Man muss kein Warhol-Experte sein
Wie lange kann der Betrachter konzentriert in diese Gesichter blicken, ohne dass die Gedanken abschweifen? Was hört man, obwohl die Filme stumm sind? Der Besucher wandelt durch abdunkelte Räume und muss kein Warhol-Experte sein, um diese Ausstellung zu verstehen. Er kann sogar von Warhol noch nie etwas gehört haben. Diese Vielschichtigkeit macht die Ausstellung so gut, so besonders. Wer will, kann sich im Text verlieren. Kann alles lesen über Warhol und seine Screen Tests, wer diese Menschen waren, kann interpretieren, entdecken und Warhols Aura erspüren. Oder aber man lässt das. Vergisst Historie und Rezeption, lässt einfach die Gesichter auf sich wirken.

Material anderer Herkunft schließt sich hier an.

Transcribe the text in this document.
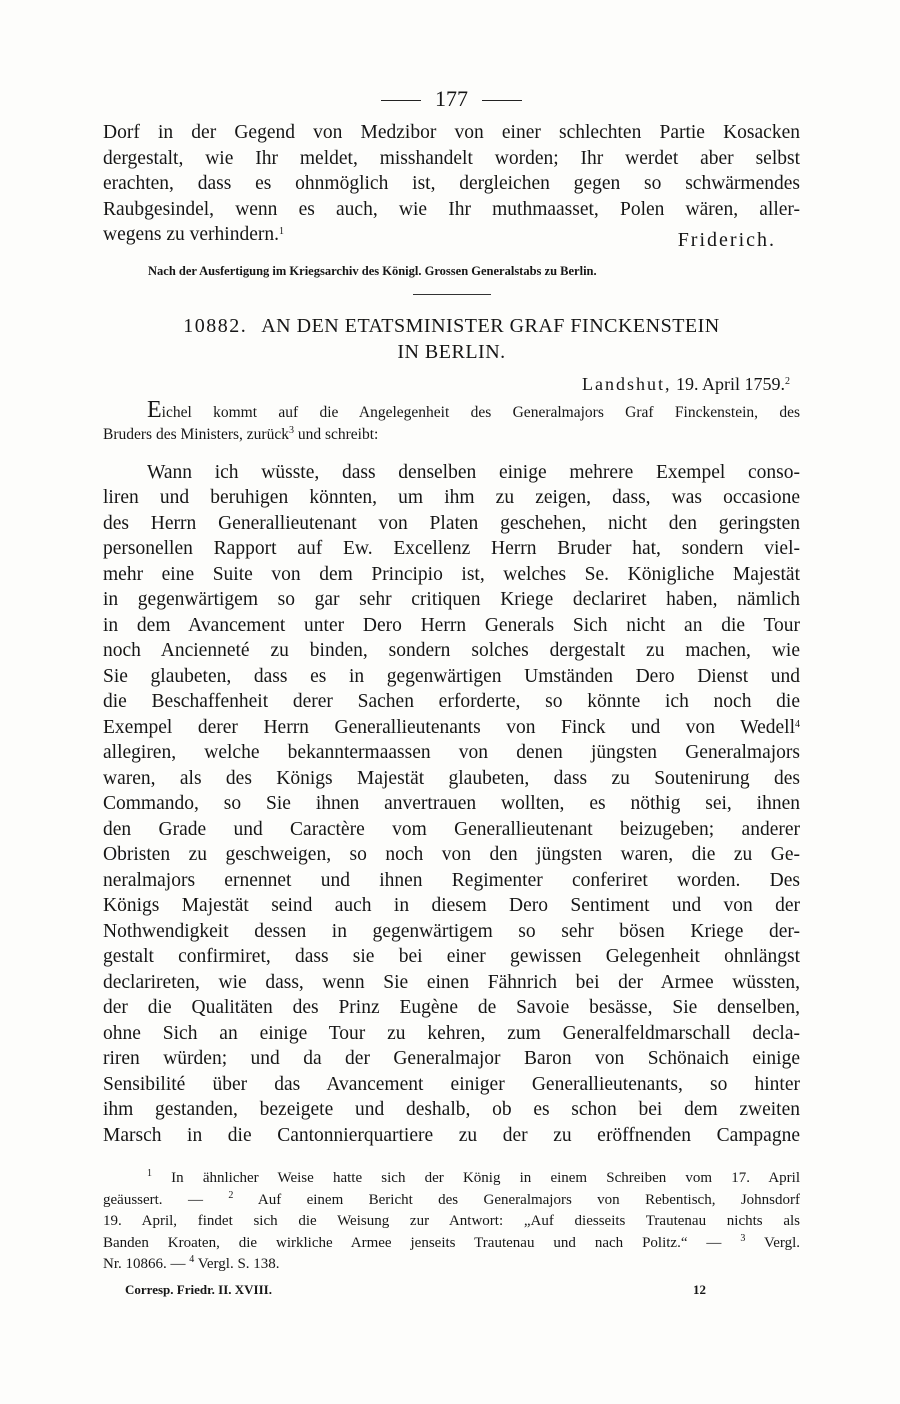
177
Dorf in der Gegend von Medzibor von einer schlechten Partie Kosacken
dergestalt, wie Ihr meldet, misshandelt worden; Ihr werdet aber selbst
erachten, dass es ohnmöglich ist, dergleichen gegen so schwärmendes
Raubgesindel, wenn es auch, wie Ihr muthmaasset, Polen wären, aller-
wegens zu verhindern.$^1$	Friderich.
Nach der Ausfertigung im Kriegsarchiv des Königl. Grossen Generalstabs zu Berlin.
10882. AN DEN ETATSMINISTER GRAF FINCKENSTEIN
IN BERLIN.
Landshut, 19. April 1759.$^2$
Eichel kommt auf die Angelegenheit des Generalmajors Graf Finckenstein, des
Bruders des Ministers, zurück$^3$ und schreibt:
Wann ich wüsste, dass denselben einige mehrere Exempel conso-
liren und beruhigen könnten, um ihm zu zeigen, dass, was occasione
des Herrn Generallieutenant von Platen geschehen, nicht den geringsten
personellen Rapport auf Ew. Excellenz Herrn Bruder hat, sondern viel-
mehr eine Suite von dem Principio ist, welches Se. Königliche Majestät
in gegenwärtigem so gar sehr critiquen Kriege declariret haben, nämlich
in dem Avancement unter Dero Herrn Generals Sich nicht an die Tour
noch Ancienneté zu binden, sondern solches dergestalt zu machen, wie
Sie glaubeten, dass es in gegenwärtigen Umständen Dero Dienst und
die Beschaffenheit derer Sachen erforderte, so könnte ich noch die
Exempel derer Herrn Generallieutenants von Finck und von Wedell$^4$
allegiren, welche bekanntermaassen von denen jüngsten Generalmajors
waren, als des Königs Majestät glaubeten, dass zu Soutenirung des
Commando, so Sie ihnen anvertrauen wollten, es nöthig sei, ihnen
den Grade und Caractère vom Generallieutenant beizugeben; anderer
Obristen zu geschweigen, so noch von den jüngsten waren, die zu Ge-
neralmajors ernennet und ihnen Regimenter conferiret worden. Des
Königs Majestät seind auch in diesem Dero Sentiment und von der
Nothwendigkeit dessen in gegenwärtigem so sehr bösen Kriege der-
gestalt confirmiret, dass sie bei einer gewissen Gelegenheit ohnlängst
declarireten, wie dass, wenn Sie einen Fähnrich bei der Armee wüssten,
der die Qualitäten des Prinz Eugène de Savoie besässe, Sie denselben,
ohne Sich an einige Tour zu kehren, zum Generalfeldmarschall decla-
riren würden; und da der Generalmajor Baron von Schönaich einige
Sensibilité über das Avancement einiger Generallieutenants, so hinter
ihm gestanden, bezeigete und deshalb, ob es schon bei dem zweiten
Marsch in die Cantonnierquartiere zu der zu eröffnenden Campagne
$^1$ In ähnlicher Weise hatte sich der König in einem Schreiben vom 17. April
geäussert. — $^2$ Auf einem Bericht des Generalmajors von Rebentisch, Johnsdorf
19. April, findet sich die Weisung zur Antwort: „Auf diesseits Trautenau nichts als
Banden Kroaten, die wirkliche Armee jenseits Trautenau und nach Politz.“ — $^3$ Vergl.
Nr. 10866. — $^4$ Vergl. S. 138.
Corresp. Friedr. II. XVIII.	12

Und hört den Texten von Heike Geißler zu:
Audio der Ausstellung: "Ich habe Jahre in fremden Köpfen verbracht. Ich habe mein ganzes Leben in fremden Köpfen verbracht und anderer Leute Gesichter gedeutet. Ich bin über Gesichter wie durch Baumärkte geeilt."
In den gefilmten Gesichtern versinken
Man kann auch über die von Warhol gefilmten Gesichter eilen. Oder in ihnen versinken. Nachdenken. Wer ist echt und was ist echt und was wird vor der Kamera bloß gespielt? Immer wiederkehrende Fragen.

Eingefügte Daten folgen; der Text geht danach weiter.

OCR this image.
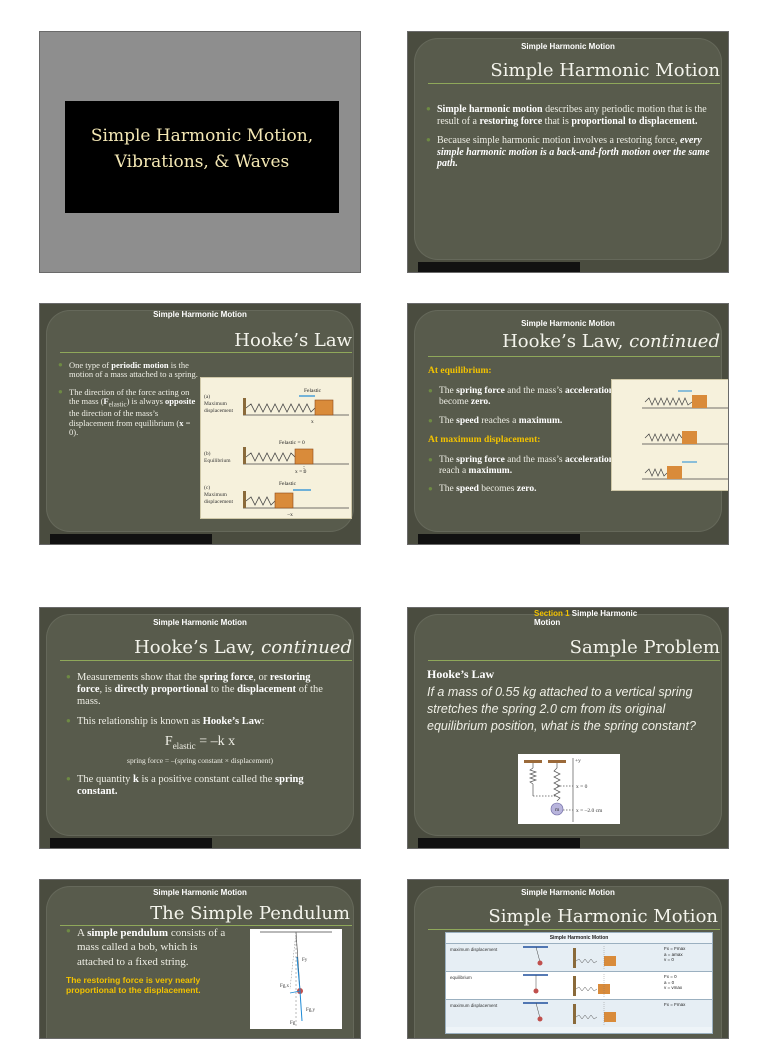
Simple Harmonic Motion,
Vibrations, & Waves
Simple Harmonic Motion
Simple Harmonic Motion
● Simple harmonic motion describes any periodic motion that is the result of a restoring force that is proportional to displacement.
● Because simple harmonic motion involves a restoring force, every simple harmonic motion is a back-and-forth motion over the same path.
Simple Harmonic Motion
Hooke’s Law
● One type of periodic motion is the motion of a mass attached to a spring.
● The direction of the force acting on the mass $(F_{elastic})$ is always opposite the direction of the mass’s displacement from equilibrium (x = 0).
(a)
Maximum
displacement
(b)
Equilibrium
(c)
Maximum
displacement
Felastic
x
Felastic = 0
x = 0
Felastic
−x
Simple Harmonic Motion
Hooke’s Law, continued
At equilibrium:
● The spring force and the mass’s acceleration become zero.
● The speed reaches a maximum.
At maximum displacement:
● The spring force and the mass’s acceleration reach a maximum.
● The speed becomes zero.
Simple Harmonic Motion
Hooke’s Law, continued
● Measurements show that the spring force, or restoring force, is directly proportional to the displacement of the mass.
● This relationship is known as Hooke’s Law:
$F_{elastic} = -k$ x
spring force = –(spring constant × displacement)
● The quantity k is a positive constant called the spring constant.
Section 1 Simple Harmonic Motion
Sample Problem
Hooke’s Law
If a mass of 0.55 kg attached to a vertical spring stretches the spring 2.0 cm from its original equilibrium position, what is the spring constant?
+y
x = 0
x = –2.0 cm
m
Simple Harmonic Motion
The Simple Pendulum
● A simple pendulum consists of a mass called a bob, which is attached to a fixed string.
The restoring force is very nearly proportional to the displacement.
Fy
Fg,x
Fg,y
Fg
Simple Harmonic Motion
Simple Harmonic Motion
Simple Harmonic Motion
maximum displacement	Fx = Fmax
a = amax
v = 0
equilibrium	Fx = 0
a = 0
v = vmax
maximum displacement	Fx = Fmax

"Die Filme sind alle sehr ähnlich aufgebaut und inszeniert. Es gibt auch einige Ausreißer, wo man merkt, die sind nicht in der Factory aufgenommen oder da ist was schief gegangen. Für mich war spannende zu gucken, wie sind die aufgenommen. Auch die improvisierte Lichtsetzung, das sieht man auch, teilweise erinnert das an film noir Ästhetik. Wie kann man das stärker rausholen? Wie bringt man die in Raum, wie ordnete man die an? Ohne, dass man diese Exponate überformt."
Der Künstler Stefan Hurtig hat räumliche Settings erschaffen, die Warhols Screen Tests auf einmal in Dialog treten lassen. Hier werden die Filme nicht starr hintereinander abgespielt wie im Kino, hier begegnen sie sich. Und es liegt am Betrachter, was er sieht: Ob über allen Andy Warhols Geist schwebt oder ob es zeitlose Gesichter sind, denen man eben noch auf der Straße begegnet ist.
Am Ende wird auch dem Betrachter der Spiegel vorgehalten. Wenn man aus dem Dunkeln kommend, wieder ins Sonnenlicht und in den Leipziger Verkehr taumelt, muss sich jeder zwangsläufig fragen: Bin ich tatsächlich der, für den ich mich ausgebe?